- Karizak-e Nagahani Location within Iran
- Coordinates: 35°18′26″N 59°23′37″E﻿ / ﻿35.30722°N 59.39361°E
- Country: Iran
- Province: Razavi Khorasan
- County: Zaveh
- District: Central
- Rural District: Zaveh

Population (2016)
- • Total: 2,920
- Time zone: UTC+3:30 (IRST)

= Karizak-e Nagahani =

Village in Razavi Khorasan province, Iran

Karizak-e Nagahani (كاريزك ناگهاني) (Note: Also romanized as Kārīzak-e Nāgahānī; also known as Kahrīzak, Kārīzak, Kārīzak-e Khūjavī, Kārīzak-e Nāgahān, and Kārīzak-e Nāghānī) is a village in, and the capital of, Zaveh Rural District in the Central District of Zaveh County, Razavi Khorasan province, Iran.

==Demographics==
===Population===
At the time of the 2006 National Census, the village's population was 2,821 in 684 households, when it was in the former Jolgeh Zaveh District of Torbat-e Heydarieh County.

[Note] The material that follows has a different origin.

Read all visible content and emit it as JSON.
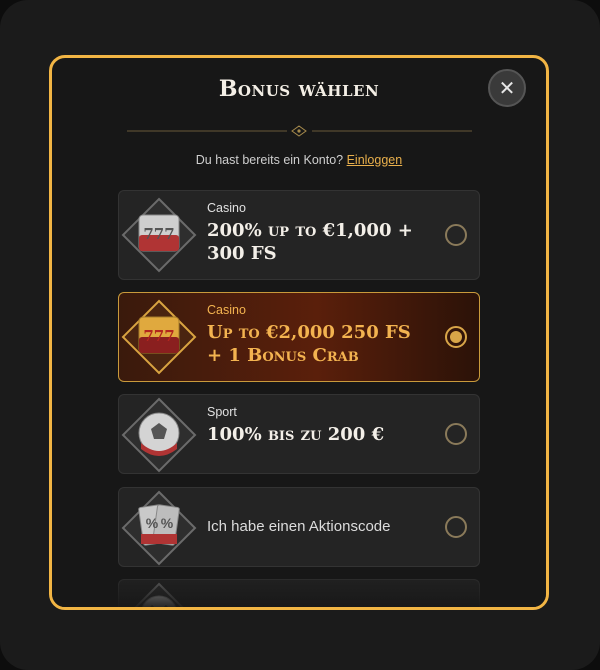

The following census in 2011 counted 3,144 people in 849 households, by which time the district had been separated from the county in the establishment of Zaveh County. The rural district was transferred to the new Central District. The 2016 census measured the population of the village as 2,920 people in 802 households, the most populous in its rural district.